Vue générale de l’immeuble Mouchotte depuis le sud-est de la rue du Commandant René Mouchotte ©Antoine Piechaud

Un bâtiment emblématique

L’architecte Jean Dubuisson est une figure centrale de la scène architecturale des Trente Glorieuses. Ayant une solide culture classique (Premier Grand Prix de Rome en 1945), il est fortement influencé par les œuvres du Bauhaus (Walter Gropius, Mies van der Rohe) et de Le Corbusier.
Dans les années 1960, le logement social est en pleine expansion et Jean Dubuisson a pour ambition de construire des œuvres de qualité pour le plus grand nombre. Les caractéristiques de sa production sont la maîtrise du confort domestique et les recherches sur la légèreté des façades, ce que l’immeuble Mouchotte incarne parfaitement. Son intérêt architectural a été reconnu avec l’attribution en 2008 du label « Patrimoine du XXe siècle », renommé « Architecture Contemporaine Remarquable » (ACR) en 2016. Ce label est attribué avec parcimonie : seuls 1 785 sont recensés dans l’ensemble de la France (alors que les bâtiments construits à partir du XXe siècle représentent plus de 2/3 des logements dans le pays), dont 257 labels en Île-de-France.
L’intérêt esthétique et patrimonial de l’immeuble Mouchotte n’est plus à démontrer. Il a servi de décor ou d’élément central de l’intrigue à plusieurs films, comme Le Voyou de Claude Lelouch (1970), Des enfants gâtés de Bertrand Tavernier (1977), Les nuits fauves de Cyril Collard (1992). Le rythme géométrique proche de l’abstraction de la façade a inspiré Andreas Gursky, l’un des photographes les plus cotés au monde, qui a choisi l’immeuble Mouchotte comme sujet d’une de ses œuvres en 1993, « Paris, Montparnasse II » (187 x 428 cm), renouvelée en 2025 et exposée à la galerie Gagosian Paris.

Immeuble d’habitation Maine-Montparnasse, secteur II, rue du Commandant-Mouchotte, Paris 14e. Vue extérieure du côté des rails. Centre d’archives d’architecture contemporaine, Document AR-10-06-09-02, Fonds Jean Dubuisson (DUBJE-B-59-06 - 224 IFA 1004/2)

Le plus grand immeuble de Paris

Il s’agit du plus grand immeuble de logements de Paris, constitué d’un unique bâtiment de 17 étages long de 200 mètres, avec un retour sur un côté, formant ainsi un L. Il regroupe 753 logements (88 000 m²), et des parkings (64 000 m²).

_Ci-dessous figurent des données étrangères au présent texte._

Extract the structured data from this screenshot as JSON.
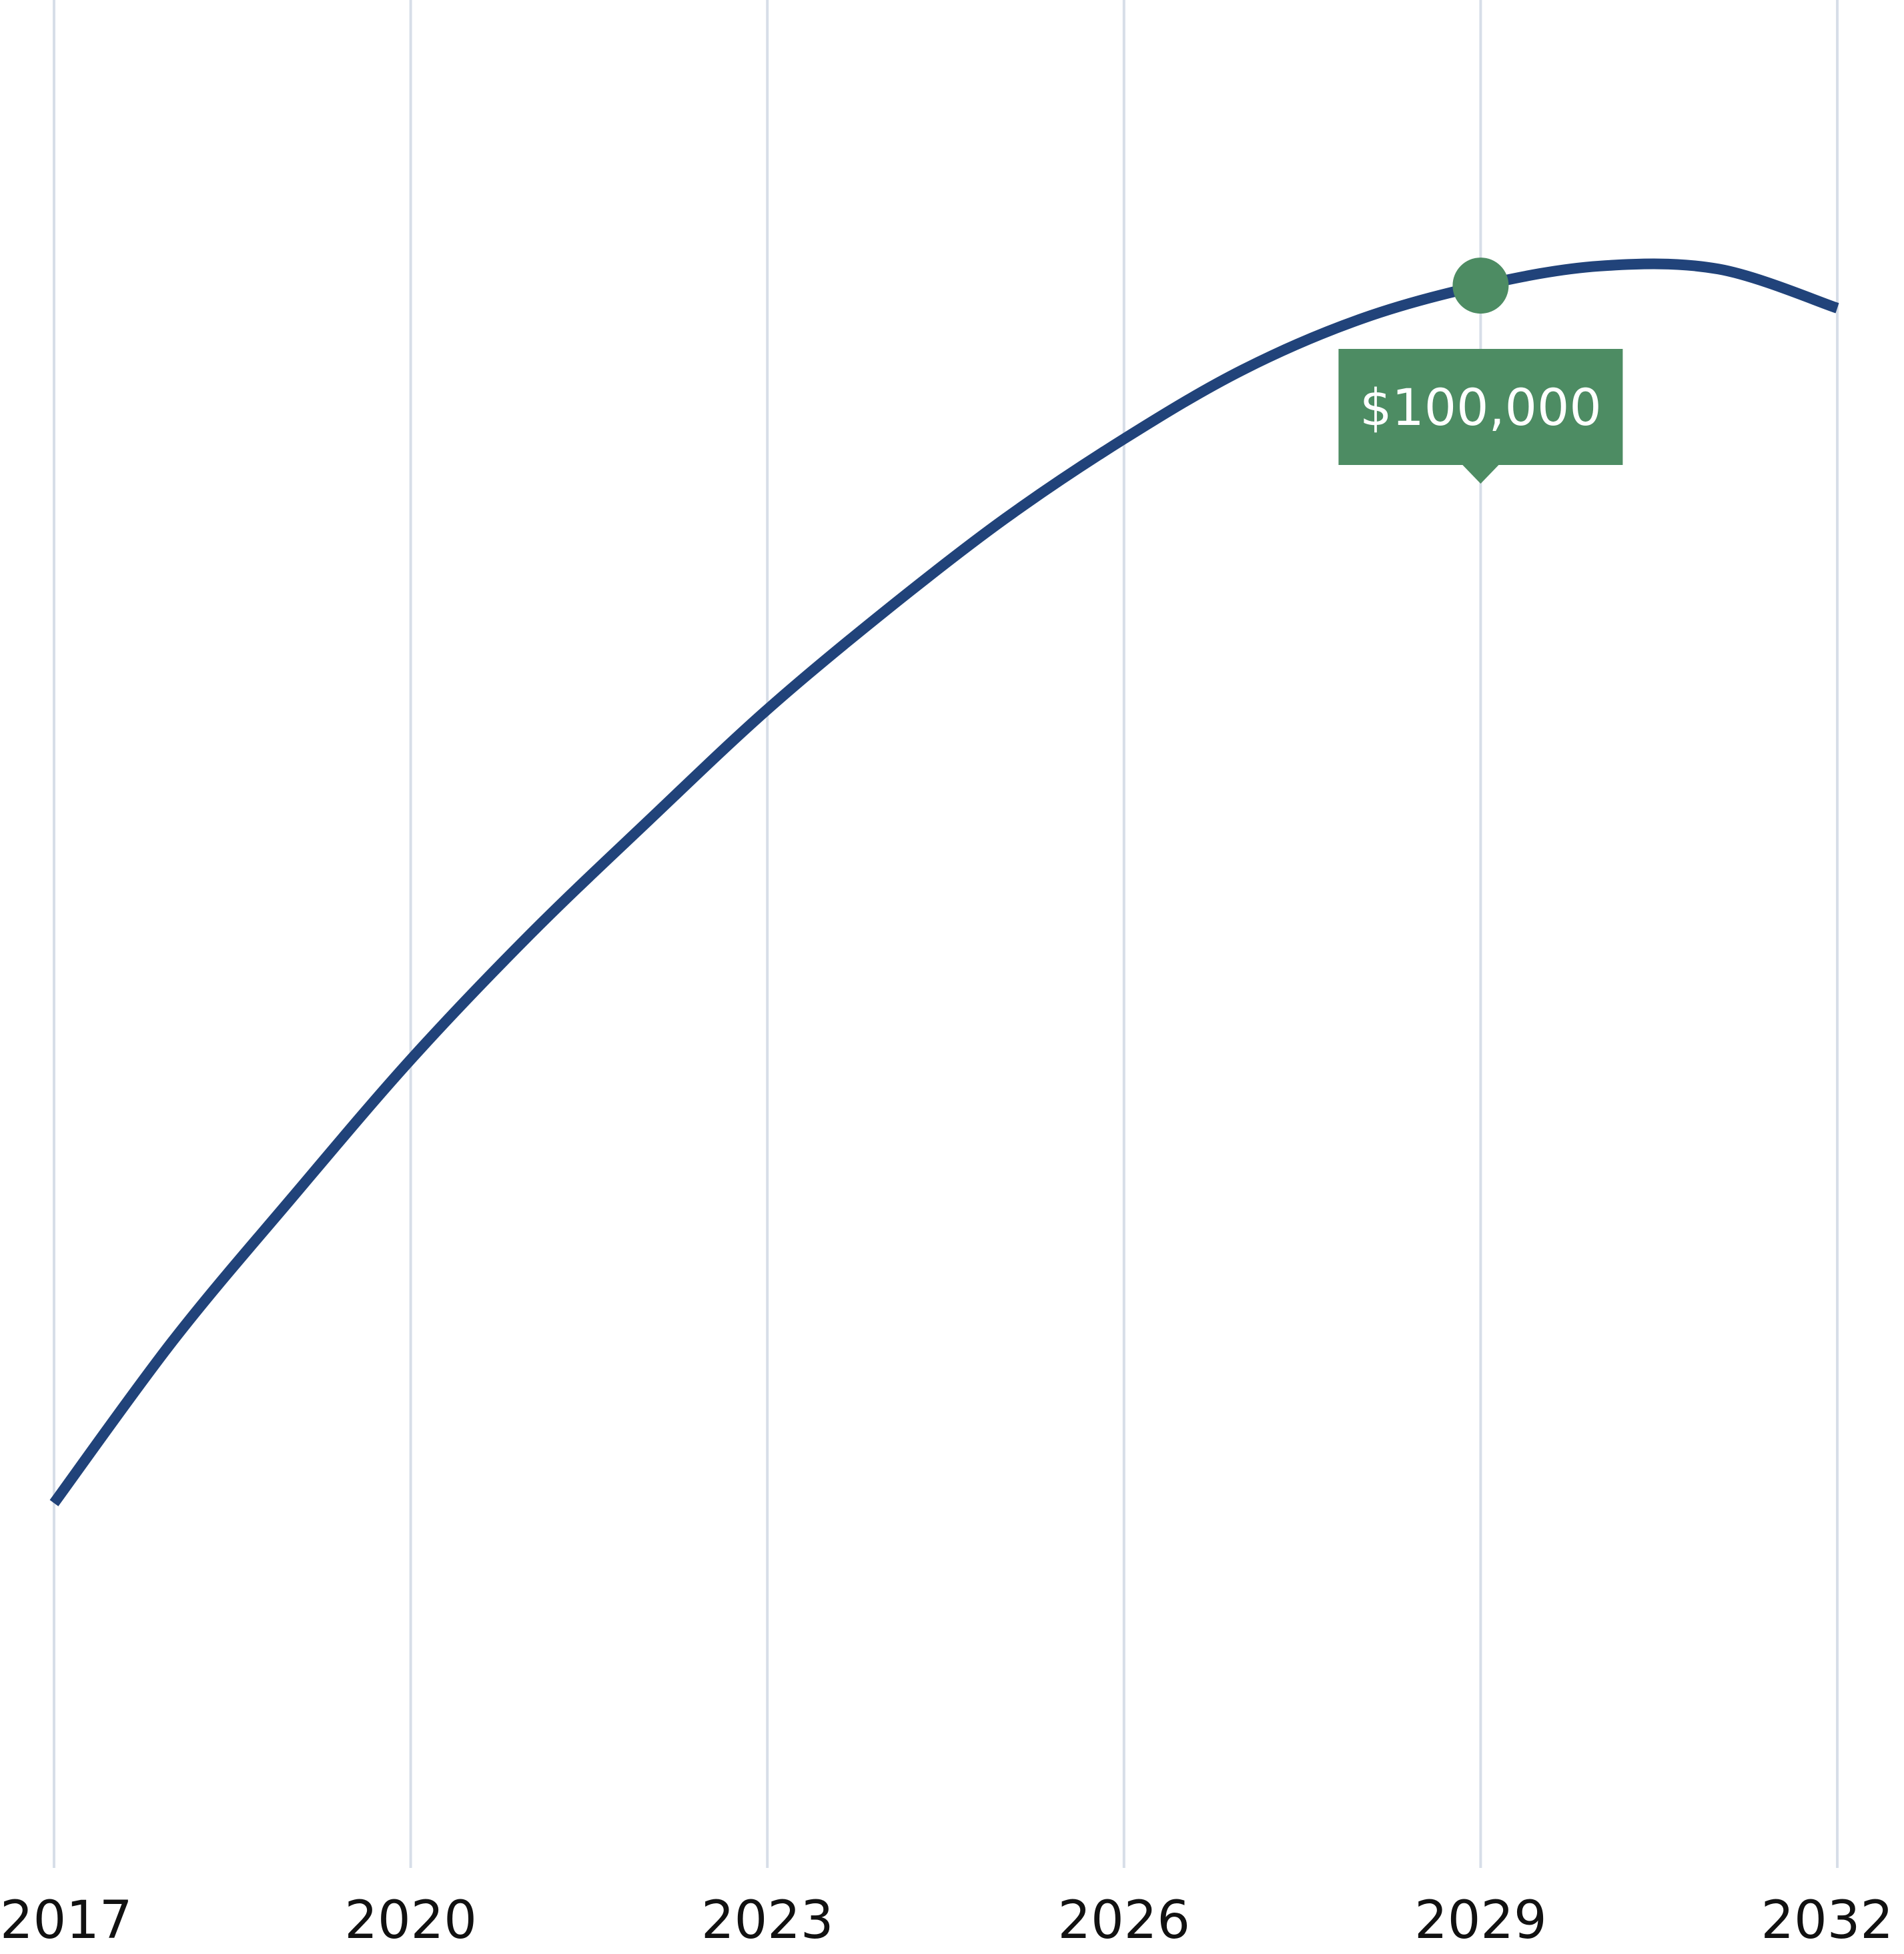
{
  "chart_data": {
    "type": "line",
    "title": "",
    "xlabel": "",
    "ylabel": "",
    "x_ticks": [
      "2017",
      "2020",
      "2023",
      "2026",
      "2029",
      "2032"
    ],
    "xlim": [
      2017,
      2032
    ],
    "ylim": [
      0,
      130000
    ],
    "grid": {
      "vertical": true,
      "horizontal": false
    },
    "legend": "none",
    "series": [
      {
        "x": [
          2017,
          2018,
          2019,
          2020,
          2021,
          2022,
          2023,
          2024,
          2025,
          2026,
          2027,
          2028,
          2029,
          2030,
          2031,
          2032
        ],
        "y": [
          30000,
          40800,
          50300,
          59500,
          67800,
          75400,
          82800,
          89400,
          95500,
          100800,
          105400,
          108800,
          111000,
          112300,
          112100,
          109500
        ],
        "color": "#21437a"
      }
    ],
    "highlight": {
      "x": 2029,
      "y": 111000,
      "label": "$100,000",
      "color": "#4d8c63"
    },
    "colors": {
      "grid": "#d7dee8",
      "line": "#21437a",
      "accent": "#4d8c63",
      "tick_text": "#111111"
    }
  }
}
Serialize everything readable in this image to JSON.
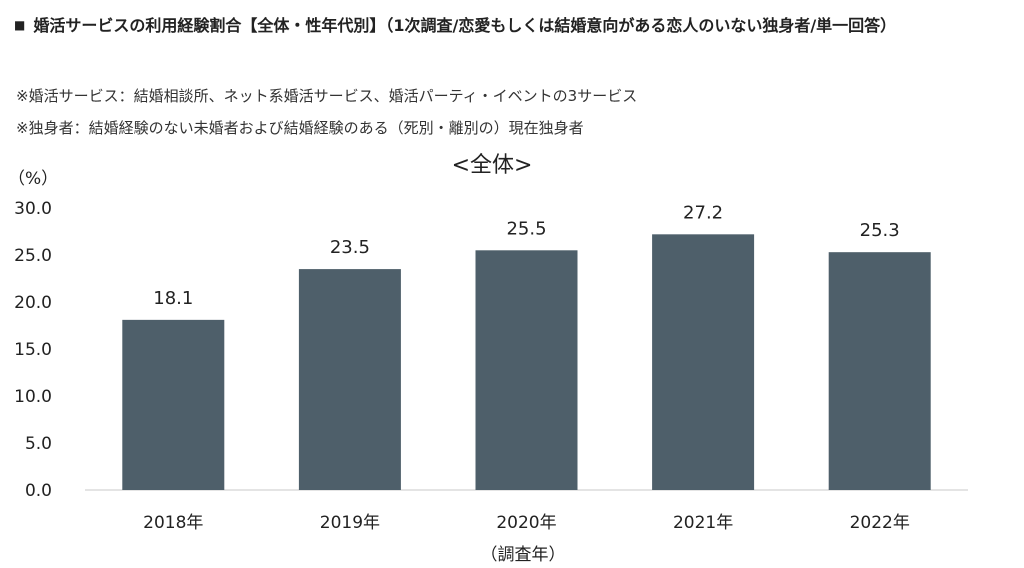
{
  "header": {
    "bullet": "■",
    "title": "婚活サービスの利用経験割合【全体・性年代別】（1次調査/恋愛もしくは結婚意向がある恋人のいない独身者/単一回答）"
  },
  "notes": [
    "※婚活サービス：結婚相談所、ネット系婚活サービス、婚活パーティ・イベントの3サービス",
    "※独身者：結婚経験のない未婚者および結婚経験のある（死別・離別の）現在独身者"
  ],
  "chart_data": {
    "type": "bar",
    "title": "<全体>",
    "ylabel": "（%）",
    "xlabel": "（調査年）",
    "categories": [
      "2018年",
      "2019年",
      "2020年",
      "2021年",
      "2022年"
    ],
    "values": [
      18.1,
      23.5,
      25.5,
      27.2,
      25.3
    ],
    "value_labels": [
      "18.1",
      "23.5",
      "25.5",
      "27.2",
      "25.3"
    ],
    "ylim": [
      0,
      30
    ],
    "yticks": [
      "0.0",
      "5.0",
      "10.0",
      "15.0",
      "20.0",
      "25.0",
      "30.0"
    ],
    "grid": false,
    "bar_color": "#4e5f6a"
  }
}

Sa façade a une surface totale de 23 000 m2. Bâti sur un socle qui le surélève par rapport à la rue du Commandant René Mouchotte, la partie haute du socle constitue la terrasse Modigliani qui distribue les 13 escaliers, A à M, permettant d’accéder aux logements. Sa population est estimée à 2 500 habitants.
La taille de l’immeuble et la mise en service des logements en deux phases explique la gestion divisée en plusieurs syndics. La partie nord, qui va de l’escalier A à l’escalier G (le 8/20 de la rue du commandant Mouchotte), comprend 436 logements qui appartiennent à des copropriétaires individuels. La partie sud, de l’escalier H à l’escalier M (le 26 de la rue du commandant Mouchotte) comprend 317 logements : 145 appartiennent à des copropriétaires individuels et 172 à la société anonyme IN’LI, filiale du Groupe Action Logement Immobilier, bailleur intermédiaire. Il y a donc un déséquilibre, dans la partie sud de l’immeuble, entre les copropriétaires individuels et la société IN’LI, de fait majoritaire dans les assemblées générales.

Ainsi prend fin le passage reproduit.